For many years Arctic sea floor methane has been identified as one of the tipping points. The Arctic is warming 2-3 times faster than the rest of the planet, and summer ice covers less of the Arctic Ocean each year. Multi-year ice, thicker and more resistant to melting, is disappearing. The ice-free ocean is dark, absorbing heat which melts ice faster. The Arctic is a very shallow sea, with almost 2,000 gigatons of frozen methane in the sea floor sediments. At some point, heating resulting from decreased Arctic ice will raise sea floor temperatures enough to release seafloor methane, heating the Arctic more, releasing more methane, in a runaway scenario. Over the short run, methane is 80 times more potent than carbon dioxide as a greenhouse gas, and a sudden release of 50 gigatons would cause a 1°C temperature rise within months.
In the last 30 years humans have burned half of all the fossil fuels ever extracted. Roughly half the resulting carbon dioxide has remained in the atmosphere, a quarter has been taken up by plants, and the remaining quarter has been absorbed in the ocean, where is changes to carbonic acid, increasing ocean acidity 1,000 times faster than previous geologic rates. A recent MIT report described a mechanism of an ocean acidification tipping point, derived from geologic records.
Increased ocean acidity makes it difficult for organisms to form calcium carbonate shells. Normally, when these animals die, the weight of the shells causes them to drop to the ocean floor, sequestering carbon in the process. Without this shell driven carbon flux to the ocean floor, acidity at the surface rises, increasing the lethality of the water and reducing the capacity for the water to absorb more carbon dioxide. Eventually increased acidity crashes the ocean ecosystem, source of food and oxygen, increases atmospheric carbon dioxide levels, and traps more heat.
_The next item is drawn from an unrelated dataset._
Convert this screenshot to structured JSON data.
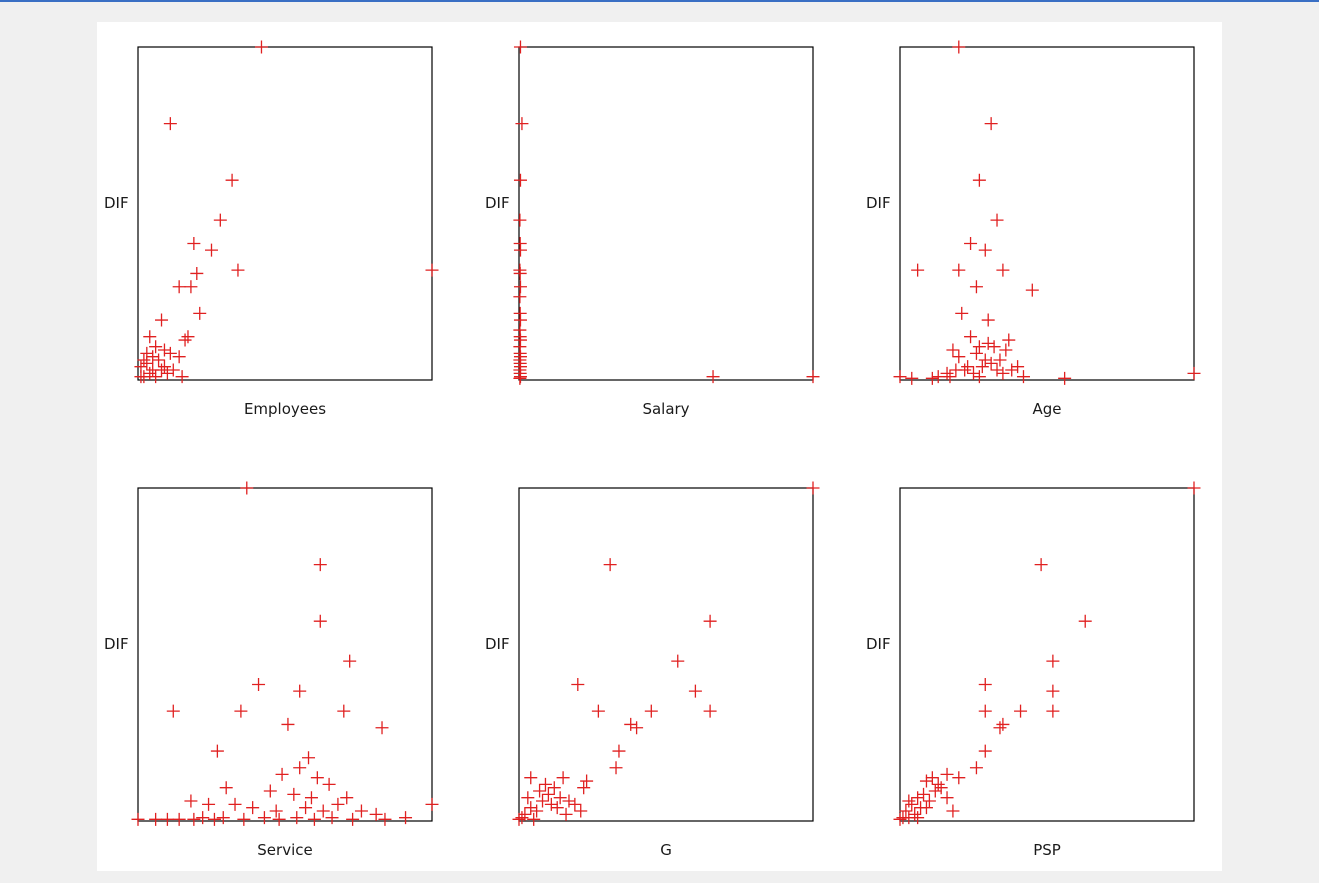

Once we pass extinction tipping points, it is too late. The longer we delay action, the shorter the odds of avoiding this fate. Climate deniers have wasted so much time that any effective effort will now require massive and sustained investment, like the economic mobilization during WW2. To preserve our species, a declaration of a climate emergency is necessary to galvanize sufficient economic resources. In California alone, 24 counties or cities have already passed such a declaration. For more information go to: https://www.theclimatemobilization.org.
Increasingly erratic weather events, and recent climate strikes mobilized by students, are shifting public opinion. Younger people have less commitment to the status quo and are more likely to live with the unfolding disasters. Despite Republican and corporate attempts to denigrate them, we should be inspired by their youthful passion and recognize we are fighting for our lives.